The incidence and severity of symptoms in dumping syndrome is related directly to the extension of gastric surgery. 25-50% of patients who underwent gastric surgery have some symptoms of dumping. Titus only 1-5% reported debilitating symptoms. The incidence of dumping syndrome is reported in 6-14% after vagotomy and drainage truncata and 14-20% after partial gastrectomy. . incidence of dumping syndrome after proximal gastric vagotomy without drainage is less than 2%. Syndrome in the pediatric population is described only after fundoplicaturarea Nissen.
Dumping syndrome, clinical presentation can be divided into gastrointestinal and vasomotor symptoms. Gastrointestinal symptoms include early satiety, abdominal cramps, nausea, vomiting and explosive diarrhea. Vasomotor symptoms include diaphoresis, rash, dizziness, palpitations and intense desire to lie.
Therapy consists of administration of acarbose, which interfere with the absorption of carbohydrates, the administration of synthetic somatostatin analogue octreotide. Prevention of dumping syndrome is preferred to treat it. Corrective surgery is indicated in patients refractory to medical therapy or in patients who do not wish to continue medical therapy. Several surgical techniques have been developed to correct the symptoms of dumping. These include collapse gastrojejunale stoma surgery, Billroth II to I conversion, interpozitia jejuni and pyloric reconstruction.
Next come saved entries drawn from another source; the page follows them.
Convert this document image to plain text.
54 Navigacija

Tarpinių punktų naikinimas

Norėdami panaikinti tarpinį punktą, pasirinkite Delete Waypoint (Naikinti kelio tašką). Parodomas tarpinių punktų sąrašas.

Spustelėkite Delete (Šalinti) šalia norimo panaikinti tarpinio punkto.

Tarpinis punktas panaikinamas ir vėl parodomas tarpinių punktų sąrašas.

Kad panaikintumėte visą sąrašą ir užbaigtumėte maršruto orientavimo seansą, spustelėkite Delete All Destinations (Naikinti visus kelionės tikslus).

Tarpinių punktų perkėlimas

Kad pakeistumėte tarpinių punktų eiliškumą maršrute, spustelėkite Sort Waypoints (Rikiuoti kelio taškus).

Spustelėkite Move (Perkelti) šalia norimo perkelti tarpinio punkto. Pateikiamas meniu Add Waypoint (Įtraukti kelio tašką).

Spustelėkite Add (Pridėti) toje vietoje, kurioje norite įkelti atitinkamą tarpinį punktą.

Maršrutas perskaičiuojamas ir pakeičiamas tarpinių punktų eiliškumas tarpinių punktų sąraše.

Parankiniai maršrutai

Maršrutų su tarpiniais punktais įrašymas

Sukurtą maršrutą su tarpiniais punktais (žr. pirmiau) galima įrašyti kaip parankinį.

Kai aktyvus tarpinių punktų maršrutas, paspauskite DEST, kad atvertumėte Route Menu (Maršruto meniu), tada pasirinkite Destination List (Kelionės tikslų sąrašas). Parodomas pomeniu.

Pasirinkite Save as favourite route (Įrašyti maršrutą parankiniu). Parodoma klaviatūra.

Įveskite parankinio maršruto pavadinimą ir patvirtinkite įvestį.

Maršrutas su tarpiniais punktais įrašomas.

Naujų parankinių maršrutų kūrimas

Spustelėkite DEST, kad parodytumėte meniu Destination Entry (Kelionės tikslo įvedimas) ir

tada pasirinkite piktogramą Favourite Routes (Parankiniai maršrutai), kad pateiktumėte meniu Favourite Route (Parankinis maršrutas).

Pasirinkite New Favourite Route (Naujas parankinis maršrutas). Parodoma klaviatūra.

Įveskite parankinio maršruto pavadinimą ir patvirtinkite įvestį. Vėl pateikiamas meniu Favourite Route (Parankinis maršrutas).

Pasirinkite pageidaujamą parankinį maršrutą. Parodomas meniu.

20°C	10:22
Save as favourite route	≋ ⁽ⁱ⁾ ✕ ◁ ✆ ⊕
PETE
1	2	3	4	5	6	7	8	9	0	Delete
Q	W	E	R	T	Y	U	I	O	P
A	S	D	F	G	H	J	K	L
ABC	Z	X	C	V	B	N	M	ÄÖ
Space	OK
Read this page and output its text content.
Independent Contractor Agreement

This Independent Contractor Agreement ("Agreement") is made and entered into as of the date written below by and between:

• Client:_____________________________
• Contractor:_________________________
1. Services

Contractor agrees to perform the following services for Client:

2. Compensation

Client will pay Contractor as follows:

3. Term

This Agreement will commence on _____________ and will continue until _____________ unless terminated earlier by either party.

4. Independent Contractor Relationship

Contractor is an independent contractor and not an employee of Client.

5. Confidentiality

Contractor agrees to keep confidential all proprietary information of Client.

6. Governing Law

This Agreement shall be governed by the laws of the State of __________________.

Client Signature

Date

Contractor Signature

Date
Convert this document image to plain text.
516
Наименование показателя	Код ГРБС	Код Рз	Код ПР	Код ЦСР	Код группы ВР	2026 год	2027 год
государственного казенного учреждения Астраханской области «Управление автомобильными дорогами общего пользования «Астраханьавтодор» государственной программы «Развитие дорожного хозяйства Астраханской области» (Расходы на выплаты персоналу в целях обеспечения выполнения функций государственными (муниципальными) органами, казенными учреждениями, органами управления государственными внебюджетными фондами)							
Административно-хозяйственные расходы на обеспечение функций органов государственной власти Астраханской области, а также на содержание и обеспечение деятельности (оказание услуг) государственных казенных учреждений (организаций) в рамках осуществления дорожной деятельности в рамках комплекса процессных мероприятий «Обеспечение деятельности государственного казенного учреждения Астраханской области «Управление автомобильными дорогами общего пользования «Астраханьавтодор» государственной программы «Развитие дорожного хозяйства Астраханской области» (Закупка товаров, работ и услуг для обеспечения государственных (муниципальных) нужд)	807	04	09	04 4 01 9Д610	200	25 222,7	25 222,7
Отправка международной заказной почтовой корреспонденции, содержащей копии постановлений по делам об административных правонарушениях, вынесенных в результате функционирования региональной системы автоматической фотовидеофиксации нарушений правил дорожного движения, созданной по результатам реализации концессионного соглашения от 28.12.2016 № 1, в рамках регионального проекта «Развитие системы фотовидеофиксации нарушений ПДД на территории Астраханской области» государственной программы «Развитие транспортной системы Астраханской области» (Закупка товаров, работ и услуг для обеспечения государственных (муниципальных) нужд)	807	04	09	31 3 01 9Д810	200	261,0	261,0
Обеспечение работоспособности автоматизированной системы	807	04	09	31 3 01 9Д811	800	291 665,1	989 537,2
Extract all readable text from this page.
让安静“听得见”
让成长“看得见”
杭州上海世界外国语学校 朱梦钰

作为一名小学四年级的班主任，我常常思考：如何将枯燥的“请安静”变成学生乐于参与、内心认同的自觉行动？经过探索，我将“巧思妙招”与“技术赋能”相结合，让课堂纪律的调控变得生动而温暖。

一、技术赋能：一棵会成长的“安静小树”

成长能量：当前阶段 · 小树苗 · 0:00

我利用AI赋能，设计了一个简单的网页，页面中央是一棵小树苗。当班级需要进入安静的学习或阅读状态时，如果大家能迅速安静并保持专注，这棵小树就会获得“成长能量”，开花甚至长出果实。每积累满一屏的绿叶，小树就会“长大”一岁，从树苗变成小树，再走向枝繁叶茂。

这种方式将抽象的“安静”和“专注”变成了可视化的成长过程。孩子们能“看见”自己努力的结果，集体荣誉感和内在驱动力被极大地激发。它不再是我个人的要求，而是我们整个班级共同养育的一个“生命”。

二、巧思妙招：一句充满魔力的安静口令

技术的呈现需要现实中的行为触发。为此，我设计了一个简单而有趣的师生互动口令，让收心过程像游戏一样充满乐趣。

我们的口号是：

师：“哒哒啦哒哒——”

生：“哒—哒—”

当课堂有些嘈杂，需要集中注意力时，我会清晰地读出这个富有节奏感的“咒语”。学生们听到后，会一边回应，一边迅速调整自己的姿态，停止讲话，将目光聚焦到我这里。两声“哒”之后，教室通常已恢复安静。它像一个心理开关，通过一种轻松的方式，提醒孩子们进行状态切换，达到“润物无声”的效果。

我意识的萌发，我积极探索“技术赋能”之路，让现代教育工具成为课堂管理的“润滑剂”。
Changes in the need for elective gastric surgery led to a decline in frequency postgastrectomie syndromes. A 10-fold reduction occurred in the elective surgery for peptic ulcer disease in the last 20-30 years. Although this trend before the introduction of histamine 2 antagonistelor these drugs and proton pump inhibitors have accelerated this decline. Treatment for Helicobacter pylori eradication of patients with peptic ulcer disease have decreased even more the need for surgery.